The State Key Lab of
High Performance Ceramics and Superfine Microstructure
Shanghai Institute of Ceramics, Chinese Academy of Sciences
中 国 科 学 院 上 海 硅 酸 盐 研 究 所 高 性 能 陶 瓷 和 超 微 结 构 国 家 重 点 实 验 室
Inorganic chalcogenide solids: from discovery to design and applications
Mercouri G. Kanatzidis
Northwestern University, USA
In this talk I will describe how we design, approach, perform, observe, understand, and engineer the formation of compounds from inorganic melts. I will focus on how novel chalcogenides can form using the fluxes but also design concepts such as the “counterion effect”, “dimensional reduction” and “panoramic synthesis”. For example in systems such as K-Cu-S and K-Sn-S compounds that span metallic and insulating behavior can be isolated. Common structural motifs within these materials systems belie structural precursors in the melt that may be controlled by tuning reaction conditions and composition. Using complementary techniques of in-situ x-ray diffraction we can create time-dependent maps of reaction space and probe the mobile species present in melts.
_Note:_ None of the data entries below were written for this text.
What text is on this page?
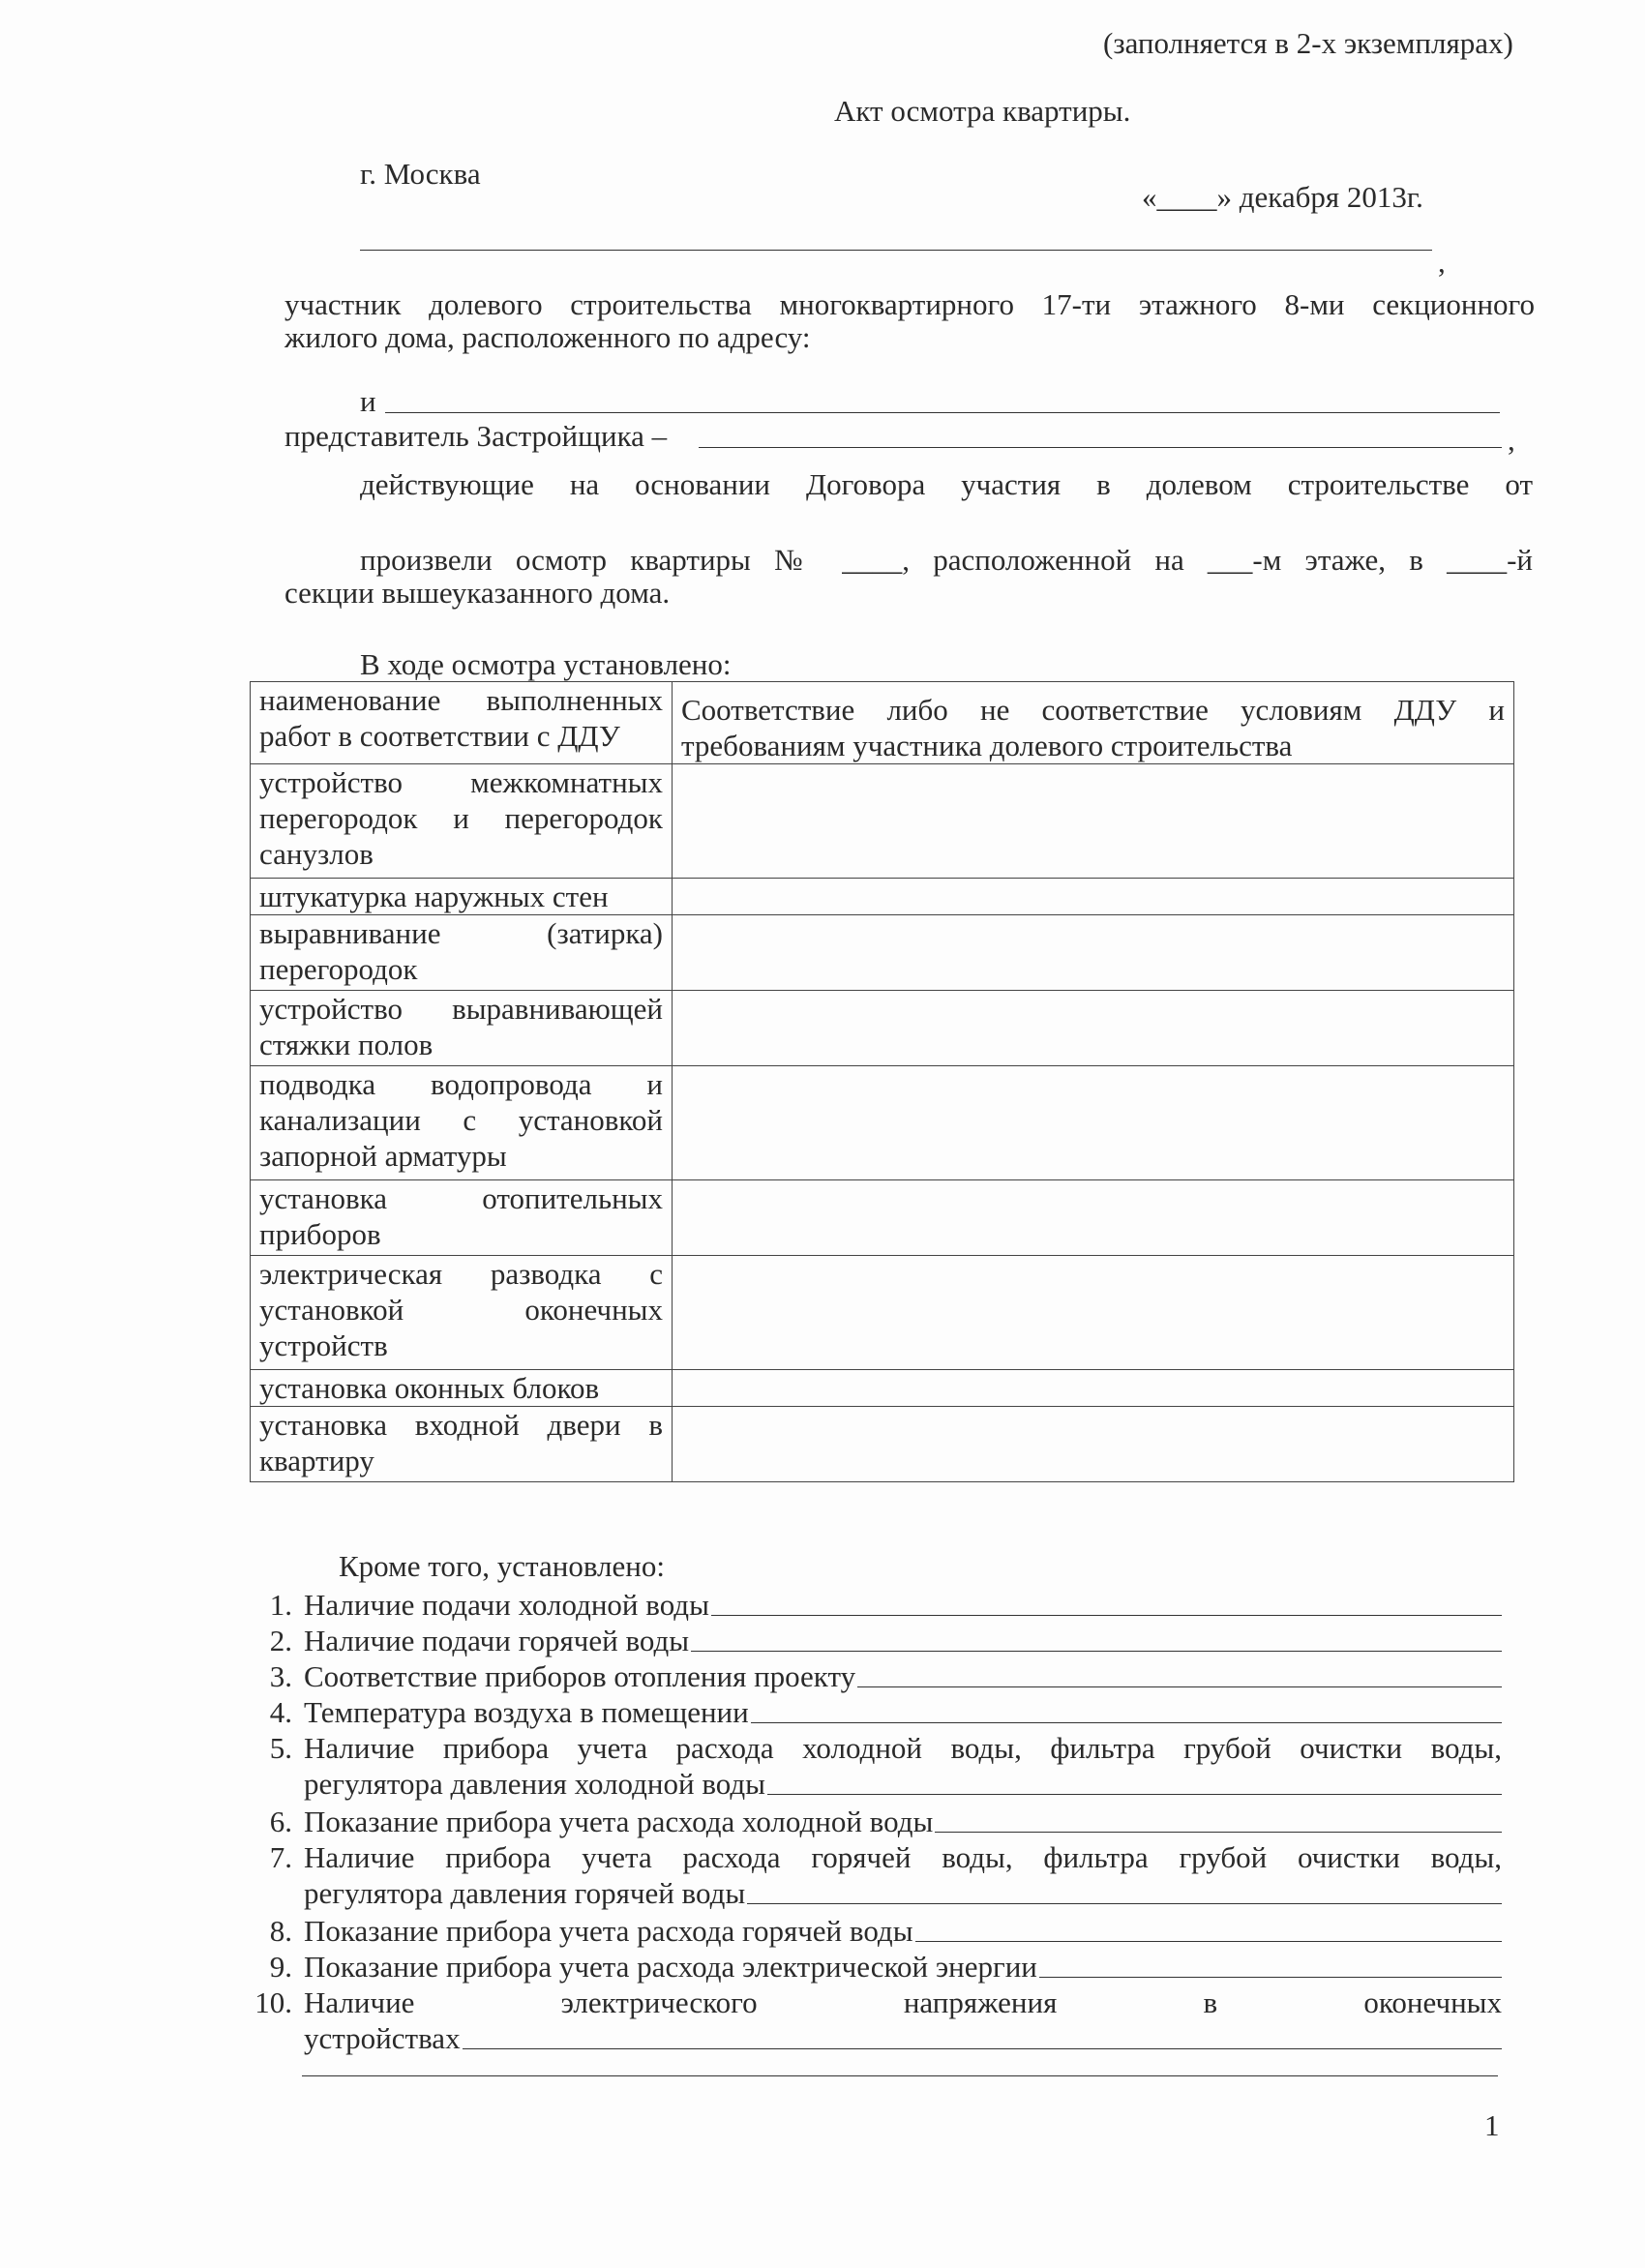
(заполняется в 2-х экземплярах)
Акт осмотра квартиры.
г. Москва
«____» декабря 2013г.
,
участник долевого строительства многоквартирного 17-ти этажного 8-ми секционного
жилого дома, расположенного по адресу:
и
представитель Застройщика –	,
действующие на основании Договора участия в долевом строительстве от
произвели осмотр квартиры № ____, расположенной на ___-м этаже, в ____-й
секции вышеуказанного дома.
В ходе осмотра установлено:
наименование выполненных работ в соответствии с ДДУ	Соответствие либо не соответствие условиям ДДУ и требованиям участника долевого строительства
устройство межкомнатных перегородок и перегородок санузлов	
штукатурка наружных стен	
выравнивание (затирка) перегородок	
устройство выравнивающей стяжки полов	
подводка водопровода и канализации с установкой запорной арматуры	
установка отопительных приборов	
электрическая разводка с установкой оконечных устройств	
установка оконных блоков	
установка входной двери в квартиру	
Кроме того, установлено:
1. Наличие подачи холодной воды
2. Наличие подачи горячей воды
3. Соответствие приборов отопления проекту
4. Температура воздуха в помещении
5. Наличие прибора учета расхода холодной воды, фильтра грубой очистки воды,
регулятора давления холодной воды
6. Показание прибора учета расхода холодной воды
7. Наличие прибора учета расхода горячей воды, фильтра грубой очистки воды,
регулятора давления горячей воды
8. Показание прибора учета расхода горячей воды
9. Показание прибора учета расхода электрической энергии
10. Наличие электрического напряжения в оконечных
устройствах
1
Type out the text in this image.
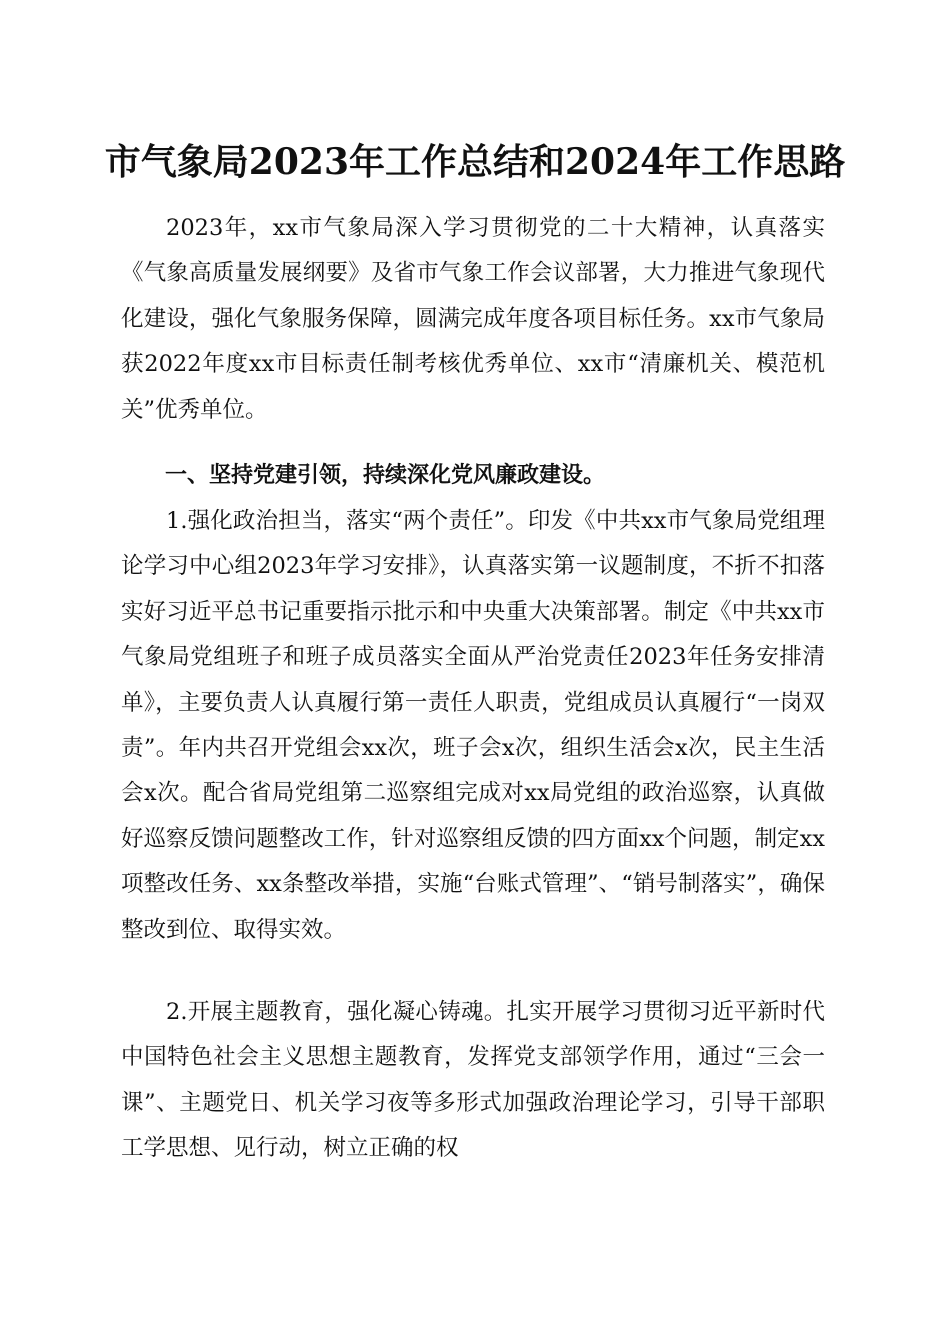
市气象局2023年工作总结和2024年工作思路

2023年，xx市气象局深入学习贯彻党的二十大精神，认真落实《气象高质量发展纲要》及省市气象工作会议部署，大力推进气象现代化建设，强化气象服务保障，圆满完成年度各项目标任务。xx市气象局获2022年度xx市目标责任制考核优秀单位、xx市“清廉机关、模范机关”优秀单位。

一、坚持党建引领，持续深化党风廉政建设。

1.强化政治担当，落实“两个责任”。印发《中共xx市气象局党组理论学习中心组2023年学习安排》，认真落实第一议题制度，不折不扣落实好习近平总书记重要指示批示和中央重大决策部署。制定《中共xx市气象局党组班子和班子成员落实全面从严治党责任2023年任务安排清单》，主要负责人认真履行第一责任人职责，党组成员认真履行“一岗双责”。年内共召开党组会xx次，班子会x次，组织生活会x次，民主生活会x次。配合省局党组第二巡察组完成对xx局党组的政治巡察，认真做好巡察反馈问题整改工作，针对巡察组反馈的四方面xx个问题，制定xx项整改任务、xx条整改举措，实施“台账式管理”、“销号制落实”，确保整改到位、取得实效。

2.开展主题教育，强化凝心铸魂。扎实开展学习贯彻习近平新时代中国特色社会主义思想主题教育，发挥党支部领学作用，通过“三会一课”、主题党日、机关学习夜等多形式加强政治理论学习，引导干部职工学思想、见行动，树立正确的权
An important link in our chemistry is the concept of a ‘functional group,’ a fragment of a few atoms that behaves predictably when combined with other functional groups or reagents. When well defined building blocks are present and stable in the reaction, prospects for increased structural diversity and product control increase substantially. The stabilization of a particular building block is accomplished with the tuning of flux composition which controls Lewis basicity and redox potential. In such tunable and dynamic fluxes, synthesis can be directed towards new materials. I will highlight routes toward the ultimate goal of targeted materials synthesis by controlling inorganic melt chemistry.
Mercouri G. Kanatzidis is a Professor of Chemistry and of Materials Science and Engineering at Northwestern University in Evanston, IL. He also has a senior scientist appointment at Argonne National Laboratory. His interests include the design and synthesis of new materials with emphasis on systems with highly unusual structural/physical characteristics or those capable of energy conversion, energy detection, environmental remediation, and catalysis. After obtaining his B.Sc. degree from Aristotle University in Greece, he received his Ph.D. degree in Chemistry from the University of Iowa and was a postdoctoral research fellow at the University of Michigan and Northwestern University. He holds a Charles E. and Emma H. Morrison Professor Chair at Northwestern University.